The composer’s early interest in avant-gared musical techniques helped define his personal style, which often blends traditional harmonies and a conventional orchestral palette with the texture of ethnic instruments and even electronic sounds. Film scoring became an obvious choice for Horner, though he brings to it the perspective of the classical composer and conductor. “Films speak to me right away,” he commented. “The atmosphere, the overall mood dictates the kind of orchestra I will use. Watching a film the first few times, I make a charcoal sketch; later I put the colours in.” In recording his own film scores, Horner often creates his own orchestrations and prefers to conduct the orchestra directly to picture, instead of using click tracks or other mechanical timing devices.

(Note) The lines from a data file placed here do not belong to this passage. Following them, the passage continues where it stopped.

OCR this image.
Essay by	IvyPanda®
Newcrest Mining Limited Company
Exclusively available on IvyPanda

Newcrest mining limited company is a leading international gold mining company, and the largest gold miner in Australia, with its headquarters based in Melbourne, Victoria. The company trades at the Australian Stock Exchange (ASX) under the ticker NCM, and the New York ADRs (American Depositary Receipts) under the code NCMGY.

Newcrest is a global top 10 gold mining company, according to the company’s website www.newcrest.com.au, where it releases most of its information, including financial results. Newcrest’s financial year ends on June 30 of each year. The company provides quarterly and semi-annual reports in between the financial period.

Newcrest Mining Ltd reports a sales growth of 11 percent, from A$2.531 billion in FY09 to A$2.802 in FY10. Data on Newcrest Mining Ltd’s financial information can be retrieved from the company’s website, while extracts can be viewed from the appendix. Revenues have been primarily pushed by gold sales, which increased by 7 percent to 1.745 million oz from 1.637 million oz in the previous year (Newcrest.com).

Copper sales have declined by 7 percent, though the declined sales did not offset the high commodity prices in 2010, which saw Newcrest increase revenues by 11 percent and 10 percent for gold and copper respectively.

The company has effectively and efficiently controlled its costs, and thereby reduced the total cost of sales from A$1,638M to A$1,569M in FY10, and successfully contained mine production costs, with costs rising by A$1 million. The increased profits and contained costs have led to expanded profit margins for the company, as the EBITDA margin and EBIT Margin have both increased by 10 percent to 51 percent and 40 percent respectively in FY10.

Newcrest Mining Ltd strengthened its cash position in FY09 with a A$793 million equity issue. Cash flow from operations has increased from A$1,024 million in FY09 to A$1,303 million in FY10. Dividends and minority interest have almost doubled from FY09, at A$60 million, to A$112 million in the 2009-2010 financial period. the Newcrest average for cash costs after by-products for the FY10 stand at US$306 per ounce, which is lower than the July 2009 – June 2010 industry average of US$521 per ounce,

Los Angeles-born Horner began writing for films in 1980, shortly after completing his doctorate in composition at UCLA, following earlier study at London’s Royal Academy of Music and the University of Southern California. Horner’s first assignment was the scoring of a short film entitled The Drought for the American Film Institute and it led to more work with AFI. He further developed his craft in the commercial arena at New World Pictures under the aegis of low-budget producer, Roger Corman. At New World Pictures, he also forged important long-term relationships with two emerging young directors - Ron Howard and James Cameron. His contrasting scores for Brainstorm and 48 Hours (which won him a Los Angeles Film Critics Association award) helped establish him as an important and versatile new film composer, just as the symphonic film score became popular again in the wake of John Williams’s music for the Star War films. Horner went on to compose scores for such films as: Casper, Clear and Present Danger, The Man Without a Face, Patriot Games, Sneakers, The Rocketeer, In Country, Honey I Shrunk the Kids, The Land Before Time, Willow, An American Tail, The Name of the Rose, Cocoon and Star Trek II: The Wrath of Khan.